En su libro Historia de los cambios climáticos (RIALP, Madrid, 2011), José Luis Comellas agrega un dato más, hasta entonces nunca relacionado a esos hechos: las bajas temperaturas también inutilizaron el órgano de la iglesia de San Nicolás, en Oberndorf (Austria); ”cuando llegó la Navidad, nadie había querido ir a las montañas nevadas del este de Salzburgo para reparar el instrumento, de modo que el párroco, Josef Mohr, escribió un villancico y recurrió a su amigo Franz Xaver Gruber para que le pusiera música, capaz de ser cantada sin acompañamiento por un coro. Así nació “Stille Nacht” (”Noche de Paz”), sin duda la canción de Navidad más conocida en el mundo entero”.
Otra consecuencia provino de Alemania.

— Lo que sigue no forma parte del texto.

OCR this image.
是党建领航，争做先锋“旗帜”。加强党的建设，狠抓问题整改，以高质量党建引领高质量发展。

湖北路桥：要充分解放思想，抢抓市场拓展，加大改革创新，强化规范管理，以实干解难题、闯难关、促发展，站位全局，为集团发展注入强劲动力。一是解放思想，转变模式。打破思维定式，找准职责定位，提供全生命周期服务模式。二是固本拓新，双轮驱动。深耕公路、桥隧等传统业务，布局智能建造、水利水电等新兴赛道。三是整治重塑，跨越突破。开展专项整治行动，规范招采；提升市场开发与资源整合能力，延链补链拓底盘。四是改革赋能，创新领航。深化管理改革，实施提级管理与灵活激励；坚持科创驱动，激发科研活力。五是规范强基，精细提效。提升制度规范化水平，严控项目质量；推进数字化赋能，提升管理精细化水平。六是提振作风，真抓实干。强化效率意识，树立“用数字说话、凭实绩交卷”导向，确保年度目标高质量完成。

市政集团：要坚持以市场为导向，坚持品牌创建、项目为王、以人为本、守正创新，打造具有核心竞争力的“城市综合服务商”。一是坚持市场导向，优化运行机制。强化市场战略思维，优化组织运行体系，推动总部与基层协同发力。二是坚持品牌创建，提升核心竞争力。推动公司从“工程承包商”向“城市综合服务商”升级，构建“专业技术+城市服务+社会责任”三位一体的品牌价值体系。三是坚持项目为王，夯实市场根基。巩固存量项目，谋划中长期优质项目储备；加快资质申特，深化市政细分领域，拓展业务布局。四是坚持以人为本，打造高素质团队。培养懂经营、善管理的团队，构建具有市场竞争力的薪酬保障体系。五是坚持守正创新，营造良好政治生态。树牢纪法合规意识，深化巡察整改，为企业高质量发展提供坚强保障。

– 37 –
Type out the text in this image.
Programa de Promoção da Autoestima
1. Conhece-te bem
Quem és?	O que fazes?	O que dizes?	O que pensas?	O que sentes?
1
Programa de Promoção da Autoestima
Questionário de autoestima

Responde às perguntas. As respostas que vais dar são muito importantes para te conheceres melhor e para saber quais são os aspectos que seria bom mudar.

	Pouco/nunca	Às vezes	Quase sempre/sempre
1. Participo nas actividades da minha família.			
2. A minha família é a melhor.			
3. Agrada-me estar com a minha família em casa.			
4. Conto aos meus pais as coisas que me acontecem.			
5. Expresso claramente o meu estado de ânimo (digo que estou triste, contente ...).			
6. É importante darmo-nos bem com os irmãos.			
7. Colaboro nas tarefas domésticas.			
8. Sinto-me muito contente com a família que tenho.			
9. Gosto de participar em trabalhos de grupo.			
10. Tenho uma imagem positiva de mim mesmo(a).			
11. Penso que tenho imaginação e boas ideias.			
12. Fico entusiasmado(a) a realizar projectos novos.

La escasez de avena para alimentar a los caballos (la que se cosechó tuvo que ser utilizada en alimentar a los humanos) provocó el sacrificio de muchos animales. En el intento de desarrollar una forma alternativa de transporte, el barón Karl von Drais (1785-1851) inventó la draisina o velocípedo, antecedente directo de la bicicleta. En abril de 1817 presentó el prototipo (el invento, que se impulsaba con los pies, recién adquiriría pedales en 1839 a manos de un herrero escocés: Kirkpatrick Macmillan). Cabe consignar que otro elemento sustitutivo de la fuerza animal surgió también en esos años. ¿Habrá sido la locomotora a vapor otra secuela de la erupción del Tambora? La bibliografía consultada no dice nada al respecto.
En 2015 el escritor colombiano Wiliam Ospina (n.1954) publicó El año del verano que nunca llegó, mezcla de ensayo y novela que trata de la erupción del Tambora y su repercusión colateral en vidas y obras de Byron, Polidori, Percy Shelley y su prometida, Mary, la creadora de Frankenstein.